Lipid oxidation will lead to food deterioration in terms of flavor, taste and nutritional value (Ito et al., 2017). In linoleic acid metabolism, 9(S)-HPODE is oxidize from linoleic acid by lipoxygenase (Reverberi et al., 2010). Although 9(S)-HPODE, which is not a lipid compound, was not detected in KLD, its racemic mixture (±)9-HpODE has been detected. The content of (±)9-HpODE in KLD was lower than that in JZ, suggesting that the linoleic acid content decomposed in KLD was less than that in JZ. Meanwhile, the lower content of (±)9-HPODE in KLD represents weak oxidation effect on linoleic acid of lipoxygenase (Ito et al., 2017). This could be more beneficial for the storage of olive oil.

γ-Linolenate is used to produce two types of fatty amides, i.e., leukotriene D4 and 15-keto-prostaglandin E2, in the arachidonic acid metabolic pathway. Both leukotriene D4 and 15-keto-prostaglandin E2 can modulate the inflammatory response in human body (Jara et al., 2020). However, their roles in fatty acid synthesis have not been reported yet. The integrated analysis of DAMs and DEGs identify an up-regulated gamma-glutamyltranspeptidase (GGT5) gene in KLD, which is EVM0015671 (Table S6). Our result demonstrates that the overexpression of EVM0015671 can produce more leukotriene D4 in KLD than that of JZ (Fig. 2D). This result can be used to reveal the molecular mechanism about the synthesis of leukotriene D4 in the future.
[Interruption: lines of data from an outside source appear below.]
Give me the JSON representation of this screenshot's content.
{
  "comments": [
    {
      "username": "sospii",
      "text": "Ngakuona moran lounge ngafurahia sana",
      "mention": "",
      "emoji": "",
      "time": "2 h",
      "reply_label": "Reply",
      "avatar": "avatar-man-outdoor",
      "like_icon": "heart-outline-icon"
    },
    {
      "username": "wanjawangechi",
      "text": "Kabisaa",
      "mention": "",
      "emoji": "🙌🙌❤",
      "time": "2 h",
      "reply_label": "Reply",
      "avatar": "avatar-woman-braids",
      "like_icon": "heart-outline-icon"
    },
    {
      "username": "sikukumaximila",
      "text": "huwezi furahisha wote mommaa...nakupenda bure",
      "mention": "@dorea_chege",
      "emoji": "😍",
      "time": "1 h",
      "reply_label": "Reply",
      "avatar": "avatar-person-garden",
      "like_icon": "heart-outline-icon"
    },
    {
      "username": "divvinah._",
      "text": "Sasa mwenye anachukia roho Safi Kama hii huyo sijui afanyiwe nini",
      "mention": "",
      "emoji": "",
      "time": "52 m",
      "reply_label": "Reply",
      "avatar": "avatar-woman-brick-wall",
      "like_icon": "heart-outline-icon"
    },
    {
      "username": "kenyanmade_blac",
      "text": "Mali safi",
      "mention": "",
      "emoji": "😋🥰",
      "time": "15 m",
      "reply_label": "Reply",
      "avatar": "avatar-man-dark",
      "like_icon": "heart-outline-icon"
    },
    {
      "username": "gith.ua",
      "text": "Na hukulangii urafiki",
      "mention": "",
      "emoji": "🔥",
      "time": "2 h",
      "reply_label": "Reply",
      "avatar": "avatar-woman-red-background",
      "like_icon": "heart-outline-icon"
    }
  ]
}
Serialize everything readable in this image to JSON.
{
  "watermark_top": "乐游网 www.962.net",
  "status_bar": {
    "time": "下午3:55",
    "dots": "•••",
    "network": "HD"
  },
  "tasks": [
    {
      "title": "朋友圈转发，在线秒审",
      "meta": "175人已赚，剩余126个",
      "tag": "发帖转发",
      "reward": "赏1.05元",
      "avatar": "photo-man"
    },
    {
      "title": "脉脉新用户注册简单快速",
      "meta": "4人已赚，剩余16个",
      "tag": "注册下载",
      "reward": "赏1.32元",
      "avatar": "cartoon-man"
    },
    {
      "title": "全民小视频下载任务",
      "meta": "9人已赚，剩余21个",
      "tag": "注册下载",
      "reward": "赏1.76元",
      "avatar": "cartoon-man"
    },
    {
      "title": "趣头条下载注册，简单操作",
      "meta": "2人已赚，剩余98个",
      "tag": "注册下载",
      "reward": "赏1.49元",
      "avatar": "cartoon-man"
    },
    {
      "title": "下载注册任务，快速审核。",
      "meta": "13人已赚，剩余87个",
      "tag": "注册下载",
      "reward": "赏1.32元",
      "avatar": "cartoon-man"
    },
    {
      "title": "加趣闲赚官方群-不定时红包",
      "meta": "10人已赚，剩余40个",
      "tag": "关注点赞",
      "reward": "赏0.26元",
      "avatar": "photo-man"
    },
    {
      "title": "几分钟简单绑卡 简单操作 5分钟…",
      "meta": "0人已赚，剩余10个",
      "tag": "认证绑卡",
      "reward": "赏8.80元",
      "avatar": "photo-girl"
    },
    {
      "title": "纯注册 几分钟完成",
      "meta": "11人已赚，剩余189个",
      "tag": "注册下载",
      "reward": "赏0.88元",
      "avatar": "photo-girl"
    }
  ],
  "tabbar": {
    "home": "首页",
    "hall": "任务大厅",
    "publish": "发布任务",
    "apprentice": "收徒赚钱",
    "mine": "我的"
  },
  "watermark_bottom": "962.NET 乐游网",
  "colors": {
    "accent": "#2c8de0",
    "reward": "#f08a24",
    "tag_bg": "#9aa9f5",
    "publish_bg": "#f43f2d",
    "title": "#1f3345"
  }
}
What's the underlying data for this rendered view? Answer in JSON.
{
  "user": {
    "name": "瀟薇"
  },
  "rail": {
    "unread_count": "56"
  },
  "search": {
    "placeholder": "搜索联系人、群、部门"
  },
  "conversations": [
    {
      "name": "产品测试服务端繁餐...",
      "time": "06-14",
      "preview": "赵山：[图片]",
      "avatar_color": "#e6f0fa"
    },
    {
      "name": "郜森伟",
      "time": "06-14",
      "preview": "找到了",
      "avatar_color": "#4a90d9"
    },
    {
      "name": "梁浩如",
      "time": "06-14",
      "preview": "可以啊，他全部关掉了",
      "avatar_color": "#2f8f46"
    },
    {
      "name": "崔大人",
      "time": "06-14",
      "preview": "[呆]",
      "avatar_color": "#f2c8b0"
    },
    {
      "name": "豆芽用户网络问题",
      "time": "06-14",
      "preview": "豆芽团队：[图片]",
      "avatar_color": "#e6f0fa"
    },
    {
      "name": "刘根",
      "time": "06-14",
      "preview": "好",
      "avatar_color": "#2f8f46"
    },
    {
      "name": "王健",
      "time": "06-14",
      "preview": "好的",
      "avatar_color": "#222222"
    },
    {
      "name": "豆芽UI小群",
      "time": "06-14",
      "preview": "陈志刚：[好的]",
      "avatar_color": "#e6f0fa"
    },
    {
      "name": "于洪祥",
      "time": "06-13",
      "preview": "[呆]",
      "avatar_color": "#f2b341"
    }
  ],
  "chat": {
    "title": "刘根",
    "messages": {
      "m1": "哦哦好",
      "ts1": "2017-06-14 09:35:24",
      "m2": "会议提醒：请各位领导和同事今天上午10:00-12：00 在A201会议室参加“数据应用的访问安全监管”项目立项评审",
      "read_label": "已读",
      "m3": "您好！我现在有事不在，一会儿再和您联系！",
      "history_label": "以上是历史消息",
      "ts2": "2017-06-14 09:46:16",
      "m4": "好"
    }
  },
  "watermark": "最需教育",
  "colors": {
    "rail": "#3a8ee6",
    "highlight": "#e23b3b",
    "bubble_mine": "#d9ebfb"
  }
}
In the limonene degradation pathway, perillyl alcohol is converted to a non-lipid compound of perillic acid by perillyl-alcohol dehydrogenase and aldehyde dehydrogenase (Fig. 3). Previous study shows that aldehyde dehydrogenase (ALDH) can convert acetaldehyde into acetate, and it presented indirectly affect the biosynthesis of fatty acids in palm (Asadi et al., 2023). The integrated analysis of DAMs and DEGs identify four ALDH genes, including EVM0027624, EVM0037656, EVM0039296, and EVM0042586 (Table S6). Though EVM0027624 and EVM0037656 are down-regulated in KLD, the expression levels of EVM0039296 in KLD is more than twice of EVM0027624 and EVM0037656 in JZ (Table S6). This causes a large amount of perilla alcohol to be decomposed into perilla acid in KLD, ultimately leading to an increase of perilla acid in JZ (Fig. 2D). Perillyl alcohol plays a role in some disease treatment like cancer, diabetes, and parkinson (Saeidnia, 2015). Our results suggest that KLD have greater medical values than JZ in some disease treatment. Furthermore, the four aldehyde dehydrogenase genes in this study can be used to comprehensively analyze the metabolic pathways of limonene degradation.